Patrick Bentley has been to hell and back. In this book he pulls no punches in telling us about the underbelly of Irish life.
This is the story of an abused child struggling for normality in the town of Skerries in the early 70’s. It’s about an early life of crime that led to being locked up in a reform school run by the Christian Brothers, leading to abuse, fear, isolation and no sense of identity.
It’s about a teen finding a place to hide in the voice and music of Gary Numan … a search for a soul mate, leading to forbidden love … to Jesus …
A journey through the world of drugs and beyond to the painful story of the Jagged Halo.
Extract from The Jagged Halo
As the clouds of winter faded into the history books, the summer of 1986 dawned with open blue skies and bright sunshine. I was filled with new hopes and new dreams going into that summer. I thought my dark, painful past was well and truly behind me at last, and the hopes of keeping my new clean-living lifestyle intact was something I kept a firm grip on, no matter what came my way. I kept very much to myself and worked away picking winkles on the seafront shores looking out across at the islands that sat in the open seas a short mile’s walk from the surrounding south beaches of Skerries town.

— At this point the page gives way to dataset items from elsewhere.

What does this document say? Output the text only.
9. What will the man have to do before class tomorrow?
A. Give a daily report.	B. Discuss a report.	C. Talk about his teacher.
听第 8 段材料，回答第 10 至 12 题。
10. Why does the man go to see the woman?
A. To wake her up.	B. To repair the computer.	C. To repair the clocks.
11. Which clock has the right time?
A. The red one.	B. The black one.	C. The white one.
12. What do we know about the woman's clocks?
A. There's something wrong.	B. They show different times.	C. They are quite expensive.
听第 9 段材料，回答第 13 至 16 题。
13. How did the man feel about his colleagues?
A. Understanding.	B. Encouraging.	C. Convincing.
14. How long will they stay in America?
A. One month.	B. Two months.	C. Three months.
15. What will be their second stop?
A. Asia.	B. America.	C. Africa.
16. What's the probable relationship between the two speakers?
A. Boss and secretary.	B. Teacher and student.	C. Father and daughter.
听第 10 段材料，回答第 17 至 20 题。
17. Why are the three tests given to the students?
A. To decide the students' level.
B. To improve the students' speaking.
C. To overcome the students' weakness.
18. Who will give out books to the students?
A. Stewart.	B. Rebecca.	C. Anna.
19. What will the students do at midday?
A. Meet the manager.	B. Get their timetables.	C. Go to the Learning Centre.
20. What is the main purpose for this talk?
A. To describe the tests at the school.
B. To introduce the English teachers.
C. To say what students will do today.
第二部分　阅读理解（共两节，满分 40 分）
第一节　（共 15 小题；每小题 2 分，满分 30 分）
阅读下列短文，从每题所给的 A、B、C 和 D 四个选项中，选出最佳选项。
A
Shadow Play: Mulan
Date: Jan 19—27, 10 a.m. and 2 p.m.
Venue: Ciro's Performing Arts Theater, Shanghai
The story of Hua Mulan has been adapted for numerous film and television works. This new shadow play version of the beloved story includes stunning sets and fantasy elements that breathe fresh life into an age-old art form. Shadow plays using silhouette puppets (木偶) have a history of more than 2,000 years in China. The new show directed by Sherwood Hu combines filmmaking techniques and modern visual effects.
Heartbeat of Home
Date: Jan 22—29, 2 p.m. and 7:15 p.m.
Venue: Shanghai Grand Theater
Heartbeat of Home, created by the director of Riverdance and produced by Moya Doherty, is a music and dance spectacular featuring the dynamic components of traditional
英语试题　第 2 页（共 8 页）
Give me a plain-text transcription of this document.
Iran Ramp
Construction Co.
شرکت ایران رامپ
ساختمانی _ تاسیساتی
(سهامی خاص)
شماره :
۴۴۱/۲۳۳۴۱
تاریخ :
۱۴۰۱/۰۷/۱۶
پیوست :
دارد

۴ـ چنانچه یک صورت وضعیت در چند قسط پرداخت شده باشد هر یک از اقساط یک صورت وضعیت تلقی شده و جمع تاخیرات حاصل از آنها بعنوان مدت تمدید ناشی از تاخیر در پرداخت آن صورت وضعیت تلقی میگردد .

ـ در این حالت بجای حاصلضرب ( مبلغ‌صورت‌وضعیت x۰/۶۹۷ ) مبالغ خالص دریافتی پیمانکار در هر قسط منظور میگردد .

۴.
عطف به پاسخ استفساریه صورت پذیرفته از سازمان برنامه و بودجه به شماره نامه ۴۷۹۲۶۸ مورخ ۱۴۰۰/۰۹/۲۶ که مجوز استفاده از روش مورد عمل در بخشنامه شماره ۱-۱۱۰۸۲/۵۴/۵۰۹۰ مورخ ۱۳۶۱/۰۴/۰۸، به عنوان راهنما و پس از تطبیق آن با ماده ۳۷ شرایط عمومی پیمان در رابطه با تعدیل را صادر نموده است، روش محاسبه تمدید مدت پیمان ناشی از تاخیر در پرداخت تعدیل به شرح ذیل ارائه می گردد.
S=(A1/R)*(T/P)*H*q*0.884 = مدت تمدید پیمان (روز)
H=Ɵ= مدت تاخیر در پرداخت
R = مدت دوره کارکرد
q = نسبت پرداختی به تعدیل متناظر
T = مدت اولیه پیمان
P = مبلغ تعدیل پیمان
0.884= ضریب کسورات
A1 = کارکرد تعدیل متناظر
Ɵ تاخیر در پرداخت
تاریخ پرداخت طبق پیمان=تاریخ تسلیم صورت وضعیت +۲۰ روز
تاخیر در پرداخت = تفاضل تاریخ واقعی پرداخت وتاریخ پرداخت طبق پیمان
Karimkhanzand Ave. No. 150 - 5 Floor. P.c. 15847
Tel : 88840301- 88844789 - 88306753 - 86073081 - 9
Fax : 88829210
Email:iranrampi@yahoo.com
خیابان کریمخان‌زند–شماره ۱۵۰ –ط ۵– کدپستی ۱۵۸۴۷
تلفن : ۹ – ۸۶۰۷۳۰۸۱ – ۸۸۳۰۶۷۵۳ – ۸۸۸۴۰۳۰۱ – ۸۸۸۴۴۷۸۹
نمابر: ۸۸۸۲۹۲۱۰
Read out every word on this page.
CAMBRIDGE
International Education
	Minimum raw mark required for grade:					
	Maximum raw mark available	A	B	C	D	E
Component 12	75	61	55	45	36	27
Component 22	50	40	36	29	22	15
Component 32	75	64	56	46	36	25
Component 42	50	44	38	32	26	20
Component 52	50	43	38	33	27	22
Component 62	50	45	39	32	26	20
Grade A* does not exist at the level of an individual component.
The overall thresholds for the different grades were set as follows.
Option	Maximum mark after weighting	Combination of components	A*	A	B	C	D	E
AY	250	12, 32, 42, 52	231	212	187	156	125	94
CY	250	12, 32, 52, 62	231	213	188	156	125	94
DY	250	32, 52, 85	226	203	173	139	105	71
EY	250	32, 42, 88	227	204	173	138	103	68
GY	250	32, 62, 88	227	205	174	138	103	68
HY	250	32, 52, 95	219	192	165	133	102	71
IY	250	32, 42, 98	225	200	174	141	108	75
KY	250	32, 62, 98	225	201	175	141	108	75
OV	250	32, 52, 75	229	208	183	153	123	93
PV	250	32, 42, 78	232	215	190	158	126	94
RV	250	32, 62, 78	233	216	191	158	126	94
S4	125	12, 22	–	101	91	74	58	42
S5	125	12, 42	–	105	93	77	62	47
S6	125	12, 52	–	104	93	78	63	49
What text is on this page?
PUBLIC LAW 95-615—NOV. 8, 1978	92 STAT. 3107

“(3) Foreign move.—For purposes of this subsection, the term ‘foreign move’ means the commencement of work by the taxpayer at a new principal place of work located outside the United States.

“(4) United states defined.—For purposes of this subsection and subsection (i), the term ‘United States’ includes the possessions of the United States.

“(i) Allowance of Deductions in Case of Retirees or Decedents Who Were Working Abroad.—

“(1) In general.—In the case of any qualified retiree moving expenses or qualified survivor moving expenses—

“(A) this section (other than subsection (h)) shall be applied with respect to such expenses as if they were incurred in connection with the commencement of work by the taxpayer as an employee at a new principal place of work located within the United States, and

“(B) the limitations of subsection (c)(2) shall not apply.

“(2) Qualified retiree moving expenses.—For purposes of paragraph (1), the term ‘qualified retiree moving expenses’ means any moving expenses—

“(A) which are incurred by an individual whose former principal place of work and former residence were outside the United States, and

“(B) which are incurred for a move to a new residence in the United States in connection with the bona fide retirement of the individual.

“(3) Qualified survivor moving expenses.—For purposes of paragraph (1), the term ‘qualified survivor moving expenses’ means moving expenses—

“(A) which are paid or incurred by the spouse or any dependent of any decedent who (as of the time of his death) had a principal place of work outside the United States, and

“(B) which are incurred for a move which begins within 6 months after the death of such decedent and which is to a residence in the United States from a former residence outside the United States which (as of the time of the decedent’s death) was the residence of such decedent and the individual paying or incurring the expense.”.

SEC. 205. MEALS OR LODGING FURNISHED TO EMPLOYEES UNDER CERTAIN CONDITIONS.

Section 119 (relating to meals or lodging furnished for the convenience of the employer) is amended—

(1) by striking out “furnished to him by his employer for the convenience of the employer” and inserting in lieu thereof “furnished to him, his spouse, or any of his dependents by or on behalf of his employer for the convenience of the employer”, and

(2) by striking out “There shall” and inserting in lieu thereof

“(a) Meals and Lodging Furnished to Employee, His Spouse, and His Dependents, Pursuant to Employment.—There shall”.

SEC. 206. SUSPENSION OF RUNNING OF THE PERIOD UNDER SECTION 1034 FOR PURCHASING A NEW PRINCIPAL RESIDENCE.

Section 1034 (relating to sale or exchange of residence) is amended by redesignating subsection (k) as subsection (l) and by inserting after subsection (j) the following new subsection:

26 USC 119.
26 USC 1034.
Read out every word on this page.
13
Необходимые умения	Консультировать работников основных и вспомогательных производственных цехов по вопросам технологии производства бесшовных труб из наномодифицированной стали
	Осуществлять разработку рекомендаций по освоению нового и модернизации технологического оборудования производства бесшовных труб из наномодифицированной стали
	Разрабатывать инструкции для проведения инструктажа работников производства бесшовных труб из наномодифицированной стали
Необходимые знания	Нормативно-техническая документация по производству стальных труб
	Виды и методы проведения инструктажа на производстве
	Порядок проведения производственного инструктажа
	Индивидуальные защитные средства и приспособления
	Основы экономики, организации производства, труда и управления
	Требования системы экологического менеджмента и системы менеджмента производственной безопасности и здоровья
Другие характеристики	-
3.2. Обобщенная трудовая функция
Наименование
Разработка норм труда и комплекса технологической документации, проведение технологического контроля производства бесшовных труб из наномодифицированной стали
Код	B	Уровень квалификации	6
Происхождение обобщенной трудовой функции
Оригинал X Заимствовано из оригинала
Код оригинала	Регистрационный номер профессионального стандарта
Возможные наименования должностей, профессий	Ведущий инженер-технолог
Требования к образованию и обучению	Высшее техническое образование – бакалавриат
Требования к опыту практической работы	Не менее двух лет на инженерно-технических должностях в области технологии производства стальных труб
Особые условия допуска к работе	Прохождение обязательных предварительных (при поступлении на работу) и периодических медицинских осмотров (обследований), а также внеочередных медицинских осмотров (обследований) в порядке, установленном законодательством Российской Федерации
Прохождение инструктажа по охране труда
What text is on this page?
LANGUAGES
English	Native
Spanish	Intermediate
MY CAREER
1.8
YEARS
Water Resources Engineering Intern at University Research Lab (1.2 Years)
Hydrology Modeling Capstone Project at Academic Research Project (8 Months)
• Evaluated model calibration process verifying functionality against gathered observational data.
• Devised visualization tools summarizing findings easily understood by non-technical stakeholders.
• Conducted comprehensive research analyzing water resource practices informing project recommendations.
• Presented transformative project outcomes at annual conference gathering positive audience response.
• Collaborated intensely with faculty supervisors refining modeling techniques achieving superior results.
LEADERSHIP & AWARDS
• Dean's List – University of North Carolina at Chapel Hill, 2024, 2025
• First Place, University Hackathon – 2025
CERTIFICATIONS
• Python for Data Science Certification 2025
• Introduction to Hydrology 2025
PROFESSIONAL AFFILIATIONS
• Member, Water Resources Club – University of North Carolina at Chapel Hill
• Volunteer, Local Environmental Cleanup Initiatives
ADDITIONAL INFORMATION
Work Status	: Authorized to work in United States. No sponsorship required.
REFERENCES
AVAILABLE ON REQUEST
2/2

I relished the simplicity of my new-found life and its daily routine of picking for four or five hours, then returning home by bike to Balbriggan with my brother Alex. We were not the only ones who picked the shores that summer. There were a couple of other guys and a group of girls who took up picking there during the summer holidays from school. I never took much pass on anyone at the time. I’d come from a dark existence and had been training my mind to focus only on work and on keeping within the safe boundaries of what felt right for me. So, in a sense, I had withdrawn very much into myself.